The East Greenwich Campus is the main campus for all administrative, residence, athletics, and student services. The campus's centerpiece is a newly renovated 265000 sqft facility dedicated to classrooms, technical labs, medical suites for training simulations, and administrative services. The interior features technical labs and an open atrium with multi-tiered waterfall. A 400-bed residence hall is also located on the East Greenwich campus.

The building had been intended to serve as headquarters for the Eckerd Corporation. The site was purchased in 2007 still unfinished, and extensively customized for New England Tech. It opened to students in summer 2011; a major expansion begun in 2014 added dormitories and new instructional space.

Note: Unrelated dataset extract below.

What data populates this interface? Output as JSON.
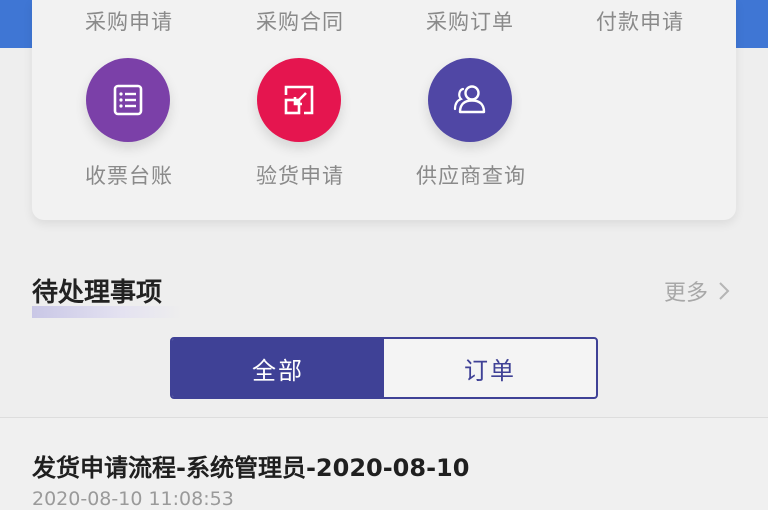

===Julian B. Gouse Campus===
The Julian B. Gouse Campus is a 57000 sqft facility containing classroom and laboratory space located on Post Road in Warwick, Rhode Island.

===Access Road campus===
The Access Road Campus consists of four buildings, including an automotive technician school which opened in 2005.

==Academics==
The university is accredited by the New England Commission of Higher Education. It offers degrees in various technical areas, including plumbing and heating ventilation, architectural design, nursing, occupational therapy, veterinary technology, business management, criminal justice and software engineering, shipbuilding and advanced manufacturing.

=== National Alternative Fuels Training Consortium ===

The National Alternative Fuels Training Consortium (or NAFTC) has a training center located at NEIT.